ITRex Group has recently helped a fitness tech startup create a
fitness mirror powered by artificial intelligence and human pose estimation. We sat down to talk to Kirill Stashevsky, the ITRex CTO, to discuss the specifics of implementing human pose estimation technology that contribute a lot to the project's success but are often overlooked.
— How does one embark on the HPE implementation journey to ensure they produce a top-notch solution? What should one beware of during project planning to secure that further development efforts are headed in the right direction?
Kirill: Whether you craft a winning human pose estimation product depends largely on the decisions you make at the very beginning of the project. One such decision is selecting the optimum implementation strategy — one may choose to develop a solution from scratch or rely on one of the many human pose estimation libraries.
To choose the best-fitting approach, you need to clearly understand, among other issues, what exactly you aim to achieve with your future product, which platforms it will run on, and how much time you have until releasing your product to the market. Once you've clarified the vision, weigh it against the available strategies.
Consider going the custom route if the task you are solving is narrow and non-trivial and requires the ultimate accuracy of human pose estimation. Keep in mind, however, that the development process is likely to be time- and effort-intensive.
In turn, if you are developing a product with a mass-market appeal or a product that caters to a typical use case, going for library-based development would help build a quality prototype faster and with lower effort. Still, in many cases, you would have to adjust the given model to your specific use case by further training it on the data that best reflects the reality.
— Suppose I decide to go for library-based development; what factors should I consider to choose the fitting one?
Kirill: You may go for a proprietary or an open-source library. Proprietary libraries could provide for more accurate pose estimation and require less customization. But you have to prepare a backup plan in case an owner, say, discontinues the library support.

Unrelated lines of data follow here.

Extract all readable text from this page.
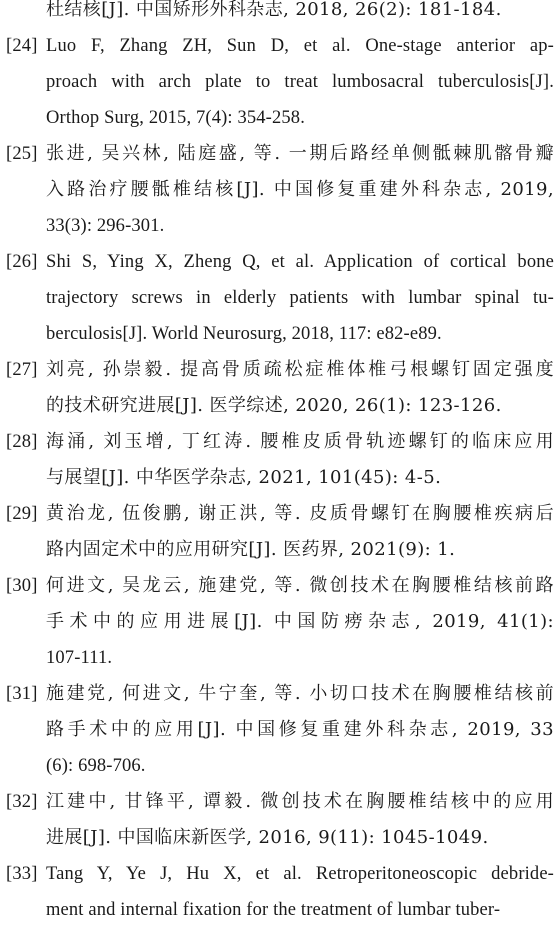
杜结核[J]. 中国矫形外科杂志, 2018, 26(2): 181-184.
[24] Luo F, Zhang ZH, Sun D, et al. One-stage anterior ap-
proach with arch plate to treat lumbosacral tuberculosis[J].
Orthop Surg, 2015, 7(4): 354-258.
[25] 张进, 吴兴林, 陆庭盛, 等. 一期后路经单侧骶棘肌髂骨瓣
入路治疗腰骶椎结核[J]. 中国修复重建外科杂志, 2019,
33(3): 296-301.
[26] Shi S, Ying X, Zheng Q, et al. Application of cortical bone
trajectory screws in elderly patients with lumbar spinal tu-
berculosis[J]. World Neurosurg, 2018, 117: e82-e89.
[27] 刘亮, 孙崇毅. 提高骨质疏松症椎体椎弓根螺钉固定强度
的技术研究进展[J]. 医学综述, 2020, 26(1): 123-126.
[28] 海涌, 刘玉增, 丁红涛. 腰椎皮质骨轨迹螺钉的临床应用
与展望[J]. 中华医学杂志, 2021, 101(45): 4-5.
[29] 黄治龙, 伍俊鹏, 谢正洪, 等. 皮质骨螺钉在胸腰椎疾病后
路内固定术中的应用研究[J]. 医药界, 2021(9): 1.
[30] 何进文, 吴龙云, 施建党, 等. 微创技术在胸腰椎结核前路
手术中的应用进展[J]. 中国防痨杂志, 2019, 41(1):
107-111.
[31] 施建党, 何进文, 牛宁奎, 等. 小切口技术在胸腰椎结核前
路手术中的应用[J]. 中国修复重建外科杂志, 2019, 33
(6): 698-706.
[32] 江建中, 甘锋平, 谭毅. 微创技术在胸腰椎结核中的应用
进展[J]. 中国临床新医学, 2016, 9(11): 1045-1049.
[33] Tang Y, Ye J, Hu X, et al. Retroperitoneoscopic debride-
ment and internal fixation for the treatment of lumbar tuber-
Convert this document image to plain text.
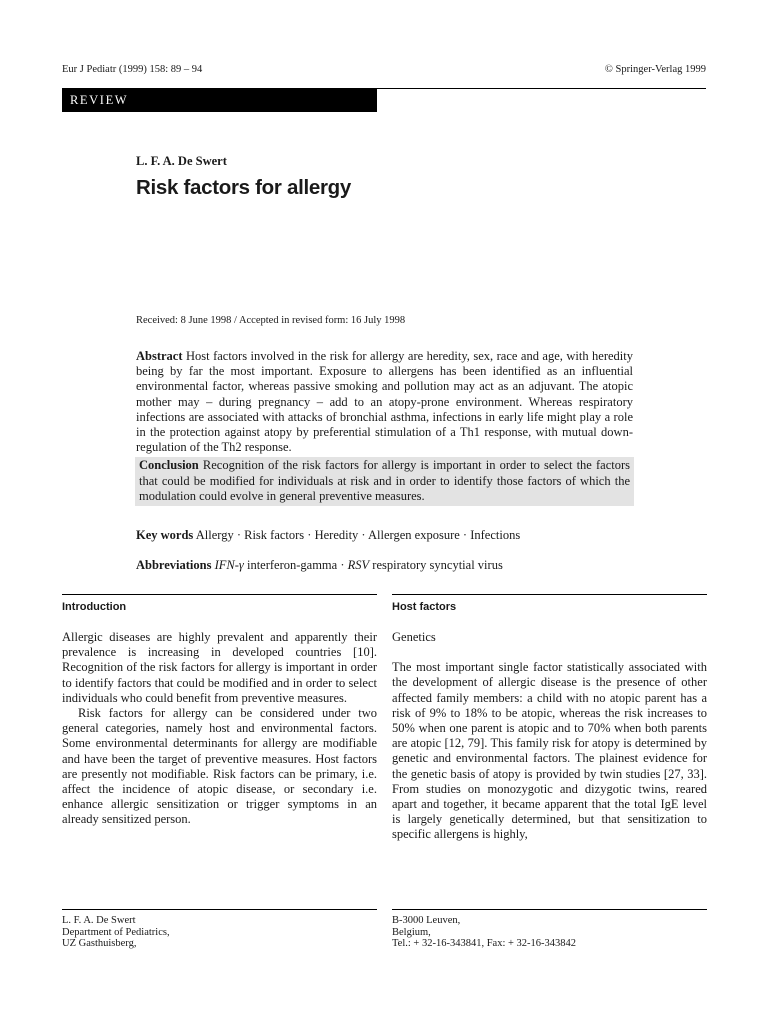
Eur J Pediatr (1999) 158: 89 – 94	© Springer-Verlag 1999
REVIEW
L. F. A. De Swert
Risk factors for allergy
Received: 8 June 1998 / Accepted in revised form: 16 July 1998

Abstract Host factors involved in the risk for allergy are heredity, sex, race and age, with heredity being by far the most important. Exposure to allergens has been identified as an influential environmental factor, whereas passive smoking and pollution may act as an adjuvant. The atopic mother may – during pregnancy – add to an atopy-prone environment. Whereas respiratory infections are associated with attacks of bronchial asthma, infections in early life might play a role in the protection against atopy by preferential stimulation of a Th1 response, with mutual down-regulation of the Th2 response.

Conclusion Recognition of the risk factors for allergy is important in order to select the factors that could be modified for individuals at risk and in order to identify those factors of which the modulation could evolve in general preventive measures.
Key words Allergy · Risk factors · Heredity · Allergen exposure · Infections
Abbreviations IFN-γ interferon-gamma · RSV respiratory syncytial virus
Introduction	Host factors

Allergic diseases are highly prevalent and apparently their prevalence is increasing in developed countries [10]. Recognition of the risk factors for allergy is important in order to identify factors that could be modified and in order to select individuals who could benefit from preventive measures.

Risk factors for allergy can be considered under two general categories, namely host and environmental factors. Some environmental determinants for allergy are modifiable and have been the target of preventive measures. Host factors are presently not modifiable. Risk factors can be primary, i.e. affect the incidence of atopic disease, or secondary i.e. enhance allergic sensitization or trigger symptoms in an already sensitized person.

Genetics

The most important single factor statistically associated with the development of allergic disease is the presence of other affected family members: a child with no atopic parent has a risk of 9% to 18% to be atopic, whereas the risk increases to 50% when one parent is atopic and to 70% when both parents are atopic [12, 79]. This family risk for atopy is determined by genetic and environmental factors. The plainest evidence for the genetic basis of atopy is provided by twin studies [27, 33]. From studies on monozygotic and dizygotic twins, reared apart and together, it became apparent that the total IgE level is largely genetically determined, but that sensitization to specific allergens is highly,

L. F. A. De Swert
Department of Pediatrics,
UZ Gasthuisberg,
B-3000 Leuven,
Belgium,
Tel.: + 32-16-343841, Fax: + 32-16-343842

Open-source libraries, in turn, often require more effort to configure. But with an experienced team, it may be an optimum option balancing the quality of recognition, moderate development costs, and fair time-to-market.

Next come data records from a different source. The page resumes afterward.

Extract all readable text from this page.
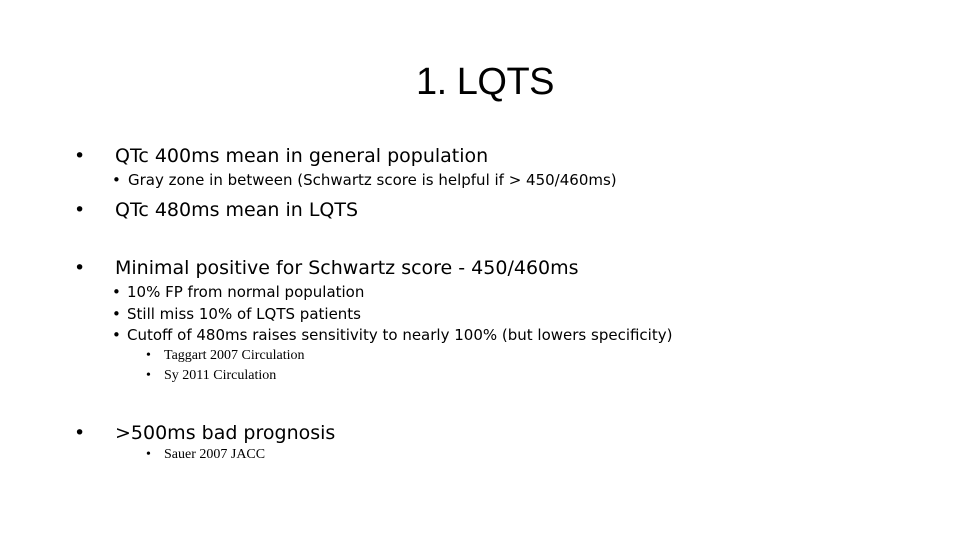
1. LQTS
• QTc 400ms mean in general population
• Gray zone in between (Schwartz score is helpful if > 450/460ms)
• QTc 480ms mean in LQTS
• Minimal positive for Schwartz score - 450/460ms
• 10% FP from normal population
• Still miss 10% of LQTS patients
• Cutoff of 480ms raises sensitivity to nearly 100% (but lowers specificity)
• Taggart 2007 Circulation
• Sy 2011 Circulation
• >500ms bad prognosis
• Sauer 2007 JACC
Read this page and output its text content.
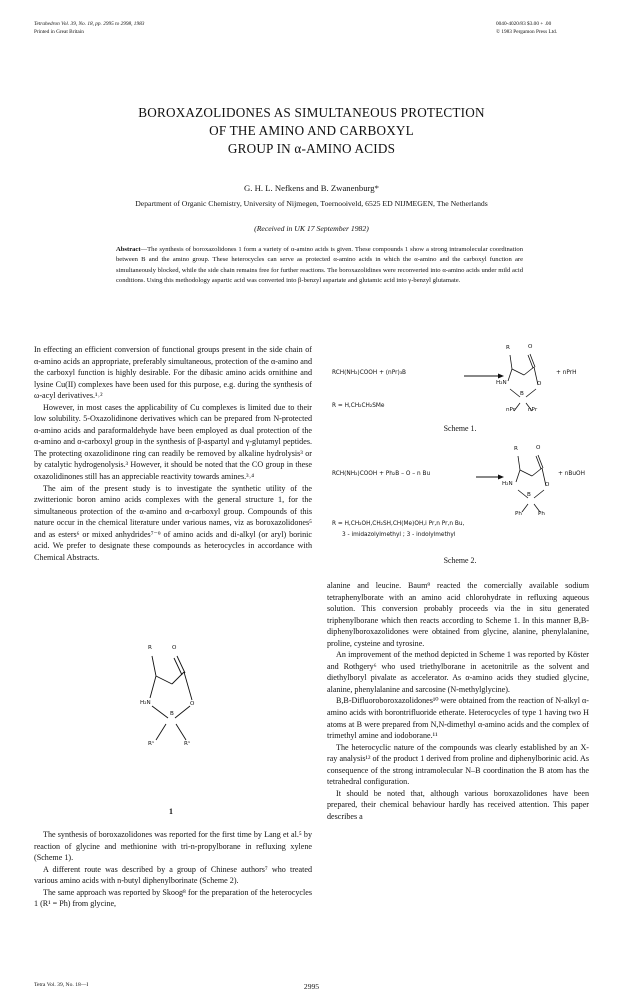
Tetrahedron Vol. 39, No. 18, pp. 2995 to 2998, 1983
Printed in Great Britain
0040-4020/83 $3.00 + .00
© 1983 Pergamon Press Ltd.
BOROXAZOLIDONES AS SIMULTANEOUS PROTECTION
OF THE AMINO AND CARBOXYL
GROUP IN α-AMINO ACIDS
G. H. L. Nefkens and B. Zwanenburg*
Department of Organic Chemistry, University of Nijmegen, Toernooiveld, 6525 ED NIJMEGEN, The Netherlands
(Received in UK 17 September 1982)
Abstract—The synthesis of boroxazolidones 1 form a variety of α-amino acids is given. These compounds 1 show a strong intramolecular coordination between B and the amino group. These heterocycles can serve as protected α-amino acids in which the α-amino and the carboxyl function are simultaneously blocked, while the side chain remains free for further reactions. The boroxazolidines were reconverted into α-amino acids under mild acid conditions. Using this methodology aspartic acid was converted into β-benzyl aspartate and glutamic acid into γ-benzyl glutamate.

In effecting an efficient conversion of functional groups present in the side chain of α-amino acids an appropriate, preferably simultaneous, protection of the α-amino and the carboxyl function is highly desirable. For the dibasic amino acids ornithine and lysine Cu(II) complexes have been used for this purpose, e.g. during the synthesis of ω-acyl derivatives.¹˒²

However, in most cases the applicability of Cu complexes is limited due to their low solubility. 5-Oxazolidinone derivatives which can be prepared from N-protected α-amino acids and paraformaldehyde have been employed as dual protection of the α-amino and α-carboxyl group in the synthesis of β-aspartyl and γ-glutamyl peptides. The protecting oxazolidinone ring can readily be removed by alkaline hydrolysis³ or by catalytic hydrogenolysis.³ However, it should be noted that the CO group in these oxazolidinones still has an appreciable reactivity towards amines.³˒⁴

The aim of the present study is to investigate the synthetic utility of the zwitterionic boron amino acids complexes with the general structure 1, for the simultaneous protection of the α-amino and α-carboxyl group. Compounds of this nature occur in the chemical literature under various names, viz as boroxazolidones⁵ and as esters⁶ or mixed anhydrides⁷⁻⁹ of amino acids and di-alkyl (or aryl) borinic acid. We prefer to designate these compounds as heterocycles in accordance with Chemical Abstracts.

R	O
H₂N	O
B
R¹	R¹
1

The synthesis of boroxazolidones was reported for the first time by Lang et al.⁵ by reaction of glycine and methionine with tri-n-propylborane in refluxing xylene (Scheme 1).

A different route was described by a group of Chinese authors⁷ who treated various amino acids with n-butyl diphenylborinate (Scheme 2).

The same approach was reported by Skoog⁸ for the preparation of the heterocycles 1 (R¹ = Ph) from glycine,

RCH(NH₂)COOH + (nPr)₃B
R	O
H₂N	O
B
nPr nPr
+ nPrH
R = H,CH₂CH₂SMe
Scheme 1.
RCH(NH₂)COOH + Ph₂B – O – n Bu
R	O
H₂N	O
B
Ph	Ph
+ nBuOH
R = H,CH₂OH,CH₂SH,CH(Me)OH,i Pr,n Pr,n Bu,
3 - imidazolylmethyl ; 3 - indolylmethyl
Scheme 2.

alanine and leucine. Baum⁹ reacted the comercially available sodium tetraphenylborate with an amino acid chlorohydrate in refluxing aqueous solution. This conversion probably proceeds via the in situ generated triphenylborane which then reacts according to Scheme 1. In this manner B,B-diphenylboroxazolidones were obtained from glycine, alanine, phenylalanine, proline, cysteine and tyrosine.

An improvement of the method depicted in Scheme 1 was reported by Köster and Rothgery⁶ who used triethylborane in acetonitrile as the solvent and diethylboryl pivalate as accelerator. As α-amino acids they studied glycine, alanine, phenylalanine and sarcosine (N-methylglycine).

B,B-Difluoroboroxazolidones¹⁰ were obtained from the reaction of N-alkyl α-amino acids with borontrifluoride etherate. Heterocycles of type 1 having two H atoms at B were prepared from N,N-dimethyl α-amino acids and the complex of trimethyl amine and iodoborane.¹¹

The heterocyclic nature of the compounds was clearly established by an X-ray analysis¹² of the product 1 derived from proline and diphenylborinic acid. As consequence of the strong intramolecular N–B coordination the B atom has the tetrahedral configuration.

It should be noted that, although various boroxazolidones have been prepared, their chemical behaviour hardly has received attention. This paper describes a

Tetra Vol. 39, No. 18—I	2995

Pay attention to the number of keypoints a library is able to recognize, too. A solution for dancers or yogis, for instance, may require identifying additional keypoints for hands and feet so that BlazePose might look like a more reasonable option. If latency is critical, select the library that runs at an FPS rate of 30 and higher, for example, MoveNet.
— Why aren't the standard datasets lying at the base of most models enough for an accurately performing solution? What data should I then use to further train and test the model?
Kirill: A well-performing human pose estimation model should be trained on the data that is authentic and representative of reality. The truth is that even the most expansive datasets often lack diversity and are not enough to yield reliable outcomes in real-life settings. That's what we faced when developing the human pose estimation component for our client's fitness mirror.
To mitigate the issue, we had to retrain the model on additional video footage filmed specifically to reflect the surroundings the mirror will be used in. So, we compiled a custom dataset of videos featuring people of different heights, body types, and skin colors exercising in various settings — from poorly lit rooms to spacious fitness studios — filmed at a particular angle. That helped us significantly increase the accuracy of the model.
— Are there any other easy-to-overlook issues that still influence the accuracy of human pose estimation?
Kirill: Focusing on the innards of deep learning, development teams may fail to pay due attention to the cameras. So, make sure that the features of a camera (including its positioning, frame size, a frame rate, a shooting angle, as well as whether the camera is shooting statically or dynamically) used for filming training data match those of cameras real users might employ.